I'm not understanding how this gives anything redundant. What is it repeating?

"It gives the impression of a linear space operation": First of all, an affine space is a linear space. Furthermore, I would guess that you are talking about linear spaces in the sense of a vector space over a (possibly skew) field $\mathbb{F}$, which are exactly the examples of affine spaces. The translates of subspaces in the vector space are the subspaces of the affine space (so the vectors, translates of the trivial vector subspace $\{0\}$, are the points of the affine space). In particular, the points on the line through points $\mathbf{a}$ and $\mathbf{b}$ are given by $\{ \lambda \mathbf{a} + (1-\lambda) \mathbf{b} \ : \ \lambda \in \mathbb{F}\}$.

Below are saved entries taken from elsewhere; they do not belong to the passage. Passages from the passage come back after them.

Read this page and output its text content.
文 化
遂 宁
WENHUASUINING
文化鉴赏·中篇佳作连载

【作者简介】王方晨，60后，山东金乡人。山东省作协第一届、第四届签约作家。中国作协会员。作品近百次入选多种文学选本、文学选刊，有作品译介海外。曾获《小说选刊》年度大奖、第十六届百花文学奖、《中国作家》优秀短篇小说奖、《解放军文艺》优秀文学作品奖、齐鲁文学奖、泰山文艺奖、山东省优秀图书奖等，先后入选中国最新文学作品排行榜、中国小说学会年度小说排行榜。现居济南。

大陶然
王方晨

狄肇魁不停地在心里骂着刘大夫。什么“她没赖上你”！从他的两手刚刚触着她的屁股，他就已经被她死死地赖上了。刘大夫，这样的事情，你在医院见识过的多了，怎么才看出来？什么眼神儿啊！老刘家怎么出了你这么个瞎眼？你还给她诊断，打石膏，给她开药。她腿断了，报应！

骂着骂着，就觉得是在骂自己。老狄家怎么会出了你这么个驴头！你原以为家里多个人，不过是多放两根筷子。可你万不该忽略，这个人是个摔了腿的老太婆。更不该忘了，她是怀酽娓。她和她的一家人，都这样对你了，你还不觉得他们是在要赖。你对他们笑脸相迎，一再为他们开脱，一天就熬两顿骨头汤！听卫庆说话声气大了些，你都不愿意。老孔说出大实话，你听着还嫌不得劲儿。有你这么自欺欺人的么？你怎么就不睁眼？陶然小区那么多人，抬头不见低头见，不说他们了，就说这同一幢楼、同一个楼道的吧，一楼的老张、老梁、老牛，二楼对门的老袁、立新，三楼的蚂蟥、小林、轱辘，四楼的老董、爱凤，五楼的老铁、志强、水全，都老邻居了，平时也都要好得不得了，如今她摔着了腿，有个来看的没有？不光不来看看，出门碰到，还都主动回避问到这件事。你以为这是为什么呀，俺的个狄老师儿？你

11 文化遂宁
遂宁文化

Your notation at the bottom is.... very confusing. And it actually is redundant, since we already have a way of writing this that is not significantly longer than what you suggest.

  • $\begingroup$ $\lambda$ repeats twice. Points well taken. $\endgroup$
    – alfC
    Aug 30, 2018 at 21:35

Let $\mathbb{A}$ be an affine space, and let $\mathbb{V}$ be the associated vector space.

There are lots more operations on affine spaces than just that one:

  • If $\sum_i d_i = 1$ and $P_i \in \mathbb{A}$, then you have a well-defined affine combination $\sum_i d_i P_i \in \mathbb{A}$
  • If $\sum_i d_i = 0$ and $P_i \in \mathbb{A}$, then you have a well-defined linear combination $\sum_i d_i P_i \in \mathbb{V}$

and all of these operations satisfy all of the identities implied by the choice of notation, such as

$$ 3(2P - Q) - 2R = 6P - 3Q - 2R = 6P - 5\left(\frac{3}{5} Q + \frac{2}{5} R \right)$$

picking a different notation would greatly obscure all of these identities and make calculation difficult. For example, writing $f_\lambda(P,Q)$ for $\lambda P +(1-\lambda) Q$, you'd have

$$ f_3(f_2(P, Q), R) = f_6(P, f_{3/5}(Q, R))$$

Furthermore, given any choice of origin $O \in \mathbb{A}$, you can identify the point $P \in \mathbb{A}$ with the vector $P-O \in \mathbb{V}$.

Doing so, affine combinations are linear space operations: for example,

$$\lambda P + (1-\lambda) Q = R \qquad \Longleftrightarrow \qquad \lambda (P-O) + (1-\lambda) (Q-O) = R-O $$

where the left side is the affine space operation and the right side is all calculation in the associated vector space.

The affine combinations are distinguished in that they don't depend on the choice of $O$.